Notice that in the above examples the agent did some extra work after querying the RetrievalQAChain. You can avoid that and just return the result directly.

In [14]:
router_model = ChatOpenAI(model="gpt-4o-mini", temperature=0)

@tool
def sonnets_qa(question: str) -> str:
    """Answer questions about Shakespeare's sonnets."""
    return sonnets_chain.invoke(question)

@tool
def ruff_qa(question: str) -> str:
    """Answer questions about Ruff, the Python linter."""
    return ruff_chain.invoke(question)

In [15]:
# Create agent (router behavior comes from instruction + tool outputs)
router_agent = create_agent(router_model, tools=[sonnets_qa, ruff_qa],)

def route(q: str):
    # force router behavior in-message
    msg = (
        "You are a router. Choose the single best tool and call it once. "
        "Return EXACTLY the tool output with no extra commentary.\n\n"
        f"Question: {q}"
    )
    res = router_agent.invoke({"messages": [HumanMessage(msg)]})
    return res["messages"][-1].content

In [16]:
route("Why use ruff over flake8?")

"Ruff can be used as a drop-in replacement for Flake8 when used without or with a small number of plugins, alongside Black, and on Python 3 code. It implements every rule in Flake8 under those conditions and re-implements some popular Flake8 plugins natively. Additionally, Ruff has a larger rule set, implementing over 800 rules compared to Flake8's ~409 total rules. However, Ruff does not support custom lint rules and does not include all the 'opinionated' rules from flake8-bugbear."

In [17]:
route("What themes about time appear in the sonnets?")

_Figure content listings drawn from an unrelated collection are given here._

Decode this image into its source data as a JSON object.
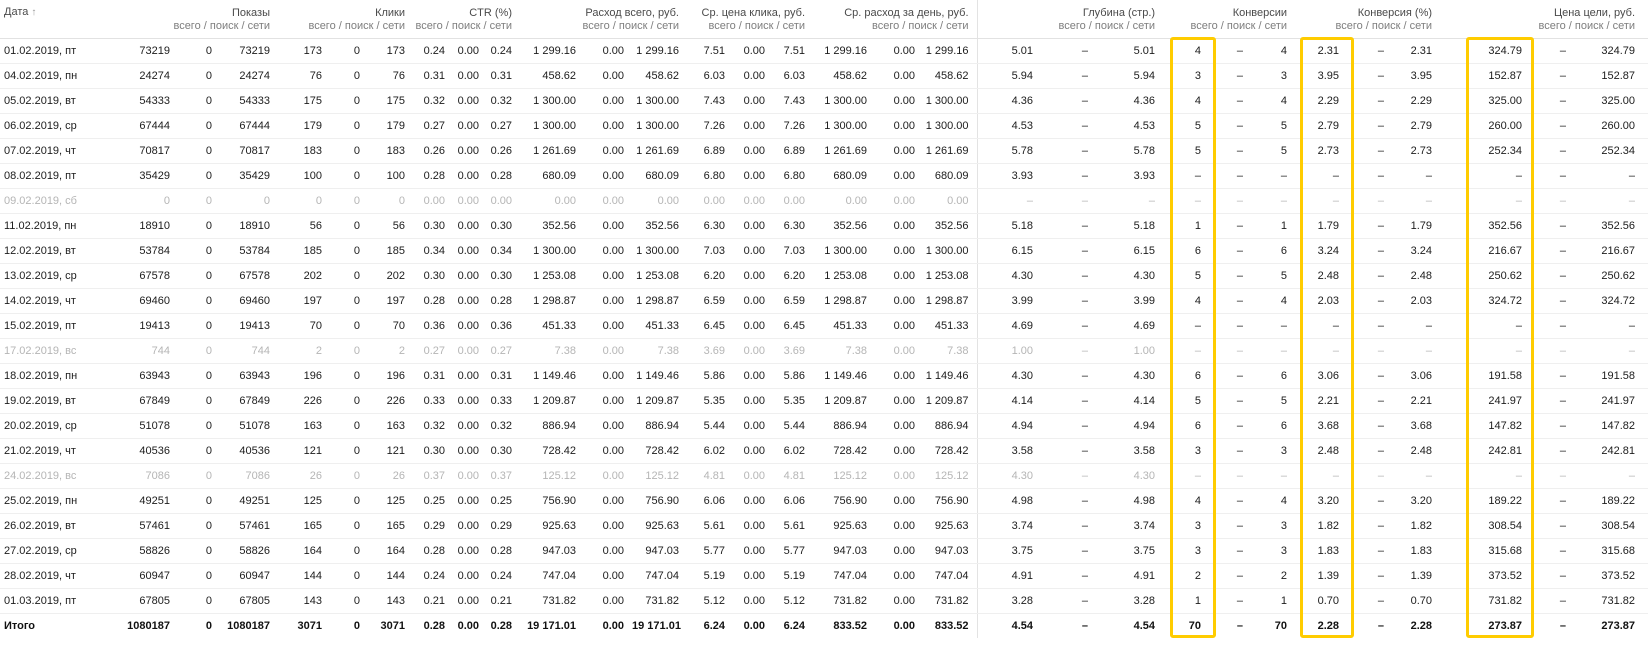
{
  "header": {
    "date_label": "Дата",
    "sort_arrow": "↑",
    "subtitle": "всего / поиск / сети",
    "groups": [
      {
        "key": "impressions",
        "label": "Показы"
      },
      {
        "key": "clicks",
        "label": "Клики"
      },
      {
        "key": "ctr",
        "label": "CTR (%)"
      },
      {
        "key": "cost",
        "label": "Расход всего, руб."
      },
      {
        "key": "avg-cpc",
        "label": "Ср. цена клика, руб."
      },
      {
        "key": "avg-daily-cost",
        "label": "Ср. расход за день, руб."
      },
      {
        "key": "depth",
        "label": "Глубина (стр.)"
      },
      {
        "key": "conversions",
        "label": "Конверсии"
      },
      {
        "key": "conversion-rate",
        "label": "Конверсия (%)"
      },
      {
        "key": "goal-price",
        "label": "Цена цели, руб."
      }
    ]
  },
  "highlight": {
    "color": "#ffcc00"
  },
  "table": {
    "rows": [
      {
        "date": "01.02.2019, пт",
        "muted": false,
        "values": [
          "73219",
          "0",
          "73219",
          "173",
          "0",
          "173",
          "0.24",
          "0.00",
          "0.24",
          "1 299.16",
          "0.00",
          "1 299.16",
          "7.51",
          "0.00",
          "7.51",
          "1 299.16",
          "0.00",
          "1 299.16",
          "5.01",
          "–",
          "5.01",
          "4",
          "–",
          "4",
          "2.31",
          "–",
          "2.31",
          "324.79",
          "–",
          "324.79"
        ]
      },
      {
        "date": "04.02.2019, пн",
        "muted": false,
        "values": [
          "24274",
          "0",
          "24274",
          "76",
          "0",
          "76",
          "0.31",
          "0.00",
          "0.31",
          "458.62",
          "0.00",
          "458.62",
          "6.03",
          "0.00",
          "6.03",
          "458.62",
          "0.00",
          "458.62",
          "5.94",
          "–",
          "5.94",
          "3",
          "–",
          "3",
          "3.95",
          "–",
          "3.95",
          "152.87",
          "–",
          "152.87"
        ]
      },
      {
        "date": "05.02.2019, вт",
        "muted": false,
        "values": [
          "54333",
          "0",
          "54333",
          "175",
          "0",
          "175",
          "0.32",
          "0.00",
          "0.32",
          "1 300.00",
          "0.00",
          "1 300.00",
          "7.43",
          "0.00",
          "7.43",
          "1 300.00",
          "0.00",
          "1 300.00",
          "4.36",
          "–",
          "4.36",
          "4",
          "–",
          "4",
          "2.29",
          "–",
          "2.29",
          "325.00",
          "–",
          "325.00"
        ]
      },
      {
        "date": "06.02.2019, ср",
        "muted": false,
        "values": [
          "67444",
          "0",
          "67444",
          "179",
          "0",
          "179",
          "0.27",
          "0.00",
          "0.27",
          "1 300.00",
          "0.00",
          "1 300.00",
          "7.26",
          "0.00",
          "7.26",
          "1 300.00",
          "0.00",
          "1 300.00",
          "4.53",
          "–",
          "4.53",
          "5",
          "–",
          "5",
          "2.79",
          "–",
          "2.79",
          "260.00",
          "–",
          "260.00"
        ]
      },
      {
        "date": "07.02.2019, чт",
        "muted": false,
        "values": [
          "70817",
          "0",
          "70817",
          "183",
          "0",
          "183",
          "0.26",
          "0.00",
          "0.26",
          "1 261.69",
          "0.00",
          "1 261.69",
          "6.89",
          "0.00",
          "6.89",
          "1 261.69",
          "0.00",
          "1 261.69",
          "5.78",
          "–",
          "5.78",
          "5",
          "–",
          "5",
          "2.73",
          "–",
          "2.73",
          "252.34",
          "–",
          "252.34"
        ]
      },
      {
        "date": "08.02.2019, пт",
        "muted": false,
        "values": [
          "35429",
          "0",
          "35429",
          "100",
          "0",
          "100",
          "0.28",
          "0.00",
          "0.28",
          "680.09",
          "0.00",
          "680.09",
          "6.80",
          "0.00",
          "6.80",
          "680.09",
          "0.00",
          "680.09",
          "3.93",
          "–",
          "3.93",
          "–",
          "–",
          "–",
          "–",
          "–",
          "–",
          "–",
          "–",
          "–"
        ]
      },
      {
        "date": "09.02.2019, сб",
        "muted": true,
        "values": [
          "0",
          "0",
          "0",
          "0",
          "0",
          "0",
          "0.00",
          "0.00",
          "0.00",
          "0.00",
          "0.00",
          "0.00",
          "0.00",
          "0.00",
          "0.00",
          "0.00",
          "0.00",
          "0.00",
          "–",
          "–",
          "–",
          "–",
          "–",
          "–",
          "–",
          "–",
          "–",
          "–",
          "–",
          "–"
        ]
      },
      {
        "date": "11.02.2019, пн",
        "muted": false,
        "values": [
          "18910",
          "0",
          "18910",
          "56",
          "0",
          "56",
          "0.30",
          "0.00",
          "0.30",
          "352.56",
          "0.00",
          "352.56",
          "6.30",
          "0.00",
          "6.30",
          "352.56",
          "0.00",
          "352.56",
          "5.18",
          "–",
          "5.18",
          "1",
          "–",
          "1",
          "1.79",
          "–",
          "1.79",
          "352.56",
          "–",
          "352.56"
        ]
      },
      {
        "date": "12.02.2019, вт",
        "muted": false,
        "values": [
          "53784",
          "0",
          "53784",
          "185",
          "0",
          "185",
          "0.34",
          "0.00",
          "0.34",
          "1 300.00",
          "0.00",
          "1 300.00",
          "7.03",
          "0.00",
          "7.03",
          "1 300.00",
          "0.00",
          "1 300.00",
          "6.15",
          "–",
          "6.15",
          "6",
          "–",
          "6",
          "3.24",
          "–",
          "3.24",
          "216.67",
          "–",
          "216.67"
        ]
      },
      {
        "date": "13.02.2019, ср",
        "muted": false,
        "values": [
          "67578",
          "0",
          "67578",
          "202",
          "0",
          "202",
          "0.30",
          "0.00",
          "0.30",
          "1 253.08",
          "0.00",
          "1 253.08",
          "6.20",
          "0.00",
          "6.20",
          "1 253.08",
          "0.00",
          "1 253.08",
          "4.30",
          "–",
          "4.30",
          "5",
          "–",
          "5",
          "2.48",
          "–",
          "2.48",
          "250.62",
          "–",
          "250.62"
        ]
      },
      {
        "date": "14.02.2019, чт",
        "muted": false,
        "values": [
          "69460",
          "0",
          "69460",
          "197",
          "0",
          "197",
          "0.28",
          "0.00",
          "0.28",
          "1 298.87",
          "0.00",
          "1 298.87",
          "6.59",
          "0.00",
          "6.59",
          "1 298.87",
          "0.00",
          "1 298.87",
          "3.99",
          "–",
          "3.99",
          "4",
          "–",
          "4",
          "2.03",
          "–",
          "2.03",
          "324.72",
          "–",
          "324.72"
        ]
      },
      {
        "date": "15.02.2019, пт",
        "muted": false,
        "values": [
          "19413",
          "0",
          "19413",
          "70",
          "0",
          "70",
          "0.36",
          "0.00",
          "0.36",
          "451.33",
          "0.00",
          "451.33",
          "6.45",
          "0.00",
          "6.45",
          "451.33",
          "0.00",
          "451.33",
          "4.69",
          "–",
          "4.69",
          "–",
          "–",
          "–",
          "–",
          "–",
          "–",
          "–",
          "–",
          "–"
        ]
      },
      {
        "date": "17.02.2019, вс",
        "muted": true,
        "values": [
          "744",
          "0",
          "744",
          "2",
          "0",
          "2",
          "0.27",
          "0.00",
          "0.27",
          "7.38",
          "0.00",
          "7.38",
          "3.69",
          "0.00",
          "3.69",
          "7.38",
          "0.00",
          "7.38",
          "1.00",
          "–",
          "1.00",
          "–",
          "–",
          "–",
          "–",
          "–",
          "–",
          "–",
          "–",
          "–"
        ]
      },
      {
        "date": "18.02.2019, пн",
        "muted": false,
        "values": [
          "63943",
          "0",
          "63943",
          "196",
          "0",
          "196",
          "0.31",
          "0.00",
          "0.31",
          "1 149.46",
          "0.00",
          "1 149.46",
          "5.86",
          "0.00",
          "5.86",
          "1 149.46",
          "0.00",
          "1 149.46",
          "4.30",
          "–",
          "4.30",
          "6",
          "–",
          "6",
          "3.06",
          "–",
          "3.06",
          "191.58",
          "–",
          "191.58"
        ]
      },
      {
        "date": "19.02.2019, вт",
        "muted": false,
        "values": [
          "67849",
          "0",
          "67849",
          "226",
          "0",
          "226",
          "0.33",
          "0.00",
          "0.33",
          "1 209.87",
          "0.00",
          "1 209.87",
          "5.35",
          "0.00",
          "5.35",
          "1 209.87",
          "0.00",
          "1 209.87",
          "4.14",
          "–",
          "4.14",
          "5",
          "–",
          "5",
          "2.21",
          "–",
          "2.21",
          "241.97",
          "–",
          "241.97"
        ]
      },
      {
        "date": "20.02.2019, ср",
        "muted": false,
        "values": [
          "51078",
          "0",
          "51078",
          "163",
          "0",
          "163",
          "0.32",
          "0.00",
          "0.32",
          "886.94",
          "0.00",
          "886.94",
          "5.44",
          "0.00",
          "5.44",
          "886.94",
          "0.00",
          "886.94",
          "4.94",
          "–",
          "4.94",
          "6",
          "–",
          "6",
          "3.68",
          "–",
          "3.68",
          "147.82",
          "–",
          "147.82"
        ]
      },
      {
        "date": "21.02.2019, чт",
        "muted": false,
        "values": [
          "40536",
          "0",
          "40536",
          "121",
          "0",
          "121",
          "0.30",
          "0.00",
          "0.30",
          "728.42",
          "0.00",
          "728.42",
          "6.02",
          "0.00",
          "6.02",
          "728.42",
          "0.00",
          "728.42",
          "3.58",
          "–",
          "3.58",
          "3",
          "–",
          "3",
          "2.48",
          "–",
          "2.48",
          "242.81",
          "–",
          "242.81"
        ]
      },
      {
        "date": "24.02.2019, вс",
        "muted": true,
        "values": [
          "7086",
          "0",
          "7086",
          "26",
          "0",
          "26",
          "0.37",
          "0.00",
          "0.37",
          "125.12",
          "0.00",
          "125.12",
          "4.81",
          "0.00",
          "4.81",
          "125.12",
          "0.00",
          "125.12",
          "4.30",
          "–",
          "4.30",
          "–",
          "–",
          "–",
          "–",
          "–",
          "–",
          "–",
          "–",
          "–"
        ]
      },
      {
        "date": "25.02.2019, пн",
        "muted": false,
        "values": [
          "49251",
          "0",
          "49251",
          "125",
          "0",
          "125",
          "0.25",
          "0.00",
          "0.25",
          "756.90",
          "0.00",
          "756.90",
          "6.06",
          "0.00",
          "6.06",
          "756.90",
          "0.00",
          "756.90",
          "4.98",
          "–",
          "4.98",
          "4",
          "–",
          "4",
          "3.20",
          "–",
          "3.20",
          "189.22",
          "–",
          "189.22"
        ]
      },
      {
        "date": "26.02.2019, вт",
        "muted": false,
        "values": [
          "57461",
          "0",
          "57461",
          "165",
          "0",
          "165",
          "0.29",
          "0.00",
          "0.29",
          "925.63",
          "0.00",
          "925.63",
          "5.61",
          "0.00",
          "5.61",
          "925.63",
          "0.00",
          "925.63",
          "3.74",
          "–",
          "3.74",
          "3",
          "–",
          "3",
          "1.82",
          "–",
          "1.82",
          "308.54",
          "–",
          "308.54"
        ]
      },
      {
        "date": "27.02.2019, ср",
        "muted": false,
        "values": [
          "58826",
          "0",
          "58826",
          "164",
          "0",
          "164",
          "0.28",
          "0.00",
          "0.28",
          "947.03",
          "0.00",
          "947.03",
          "5.77",
          "0.00",
          "5.77",
          "947.03",
          "0.00",
          "947.03",
          "3.75",
          "–",
          "3.75",
          "3",
          "–",
          "3",
          "1.83",
          "–",
          "1.83",
          "315.68",
          "–",
          "315.68"
        ]
      },
      {
        "date": "28.02.2019, чт",
        "muted": false,
        "values": [
          "60947",
          "0",
          "60947",
          "144",
          "0",
          "144",
          "0.24",
          "0.00",
          "0.24",
          "747.04",
          "0.00",
          "747.04",
          "5.19",
          "0.00",
          "5.19",
          "747.04",
          "0.00",
          "747.04",
          "4.91",
          "–",
          "4.91",
          "2",
          "–",
          "2",
          "1.39",
          "–",
          "1.39",
          "373.52",
          "–",
          "373.52"
        ]
      },
      {
        "date": "01.03.2019, пт",
        "muted": false,
        "values": [
          "67805",
          "0",
          "67805",
          "143",
          "0",
          "143",
          "0.21",
          "0.00",
          "0.21",
          "731.82",
          "0.00",
          "731.82",
          "5.12",
          "0.00",
          "5.12",
          "731.82",
          "0.00",
          "731.82",
          "3.28",
          "–",
          "3.28",
          "1",
          "–",
          "1",
          "0.70",
          "–",
          "0.70",
          "731.82",
          "–",
          "731.82"
        ]
      }
    ],
    "total_row": {
      "date": "Итого",
      "values": [
        "1080187",
        "0",
        "1080187",
        "3071",
        "0",
        "3071",
        "0.28",
        "0.00",
        "0.28",
        "19 171.01",
        "0.00",
        "19 171.01",
        "6.24",
        "0.00",
        "6.24",
        "833.52",
        "0.00",
        "833.52",
        "4.54",
        "–",
        "4.54",
        "70",
        "–",
        "70",
        "2.28",
        "–",
        "2.28",
        "273.87",
        "–",
        "273.87"
      ]
    }
  }
}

"The themes about time that appear in the sonnets include the inevitability of decay and the passage of time leading to loss. Time is depicted as a force that causes beauty and youth to fade, as seen in the imagery of nature's cycles, such as the day turning to night and plants that hold perfection only for a moment. The sonnets reflect on how everything grows and then diminishes, emphasizing the transient nature of life. Additionally, there is a sense of urgency to preserve beauty and love against the relentless advance of time, suggesting that procreation or creating a legacy is a way to defy time's scythe. Overall, time is portrayed as both a destructive force and a motivator for the speaker to immortalize beauty through verse."

In [18]:
route("What did biden say about ketanji brown jackson in the state of the union address?")

"I don't know."

## Multi-Hop vector store reasoning

Because vector stores are easily usable as tools in agents, it is easy to use answer multi-hop questions that depend on vector stores using the existing agent framework.

In [19]:
model = ChatOpenAI(model="gpt-4o-mini", temperature=0)

@tool
def sonnets_qa(question: str) -> str:
    """Answer questions about Shakespeare's sonnets. Use for literary themes, lines, or context from the sonnets."""
    return sonnets_chain.invoke(question)

@tool
def ruff_qa(question: str) -> str:
    """Answer questions about Ruff, the Python linter. Use for configuration, features, and behavior from the Ruff FAQ."""
    return ruff_chain.invoke(question)

In [20]:
multi_hop_agent = create_agent(model, tools=[sonnets_qa, ruff_qa])

def ask_multi(q: str):
    res = multi_hop_agent.invoke({"messages": [HumanMessage(q)]})
    return res["messages"][-1].content

In [21]:
ask_multi(
    "What tool does Ruff use to run over Jupyter Notebooks? "
    "Do the sonnets mention anything related to that tool or notebooks? "
    "Did the president mention that tool in the state of the union?"
)

"Ruff uses **nbQA** to run over Jupyter Notebooks. You can run Ruff over a notebook using the command: `$ nbqa ruff Untitled.ipynb`.\n\nAs for Shakespeare's sonnets, they do not mention anything related to tools or notebooks.\n\nRegarding whether the president mentioned Ruff in the state of the union, I don't have that information."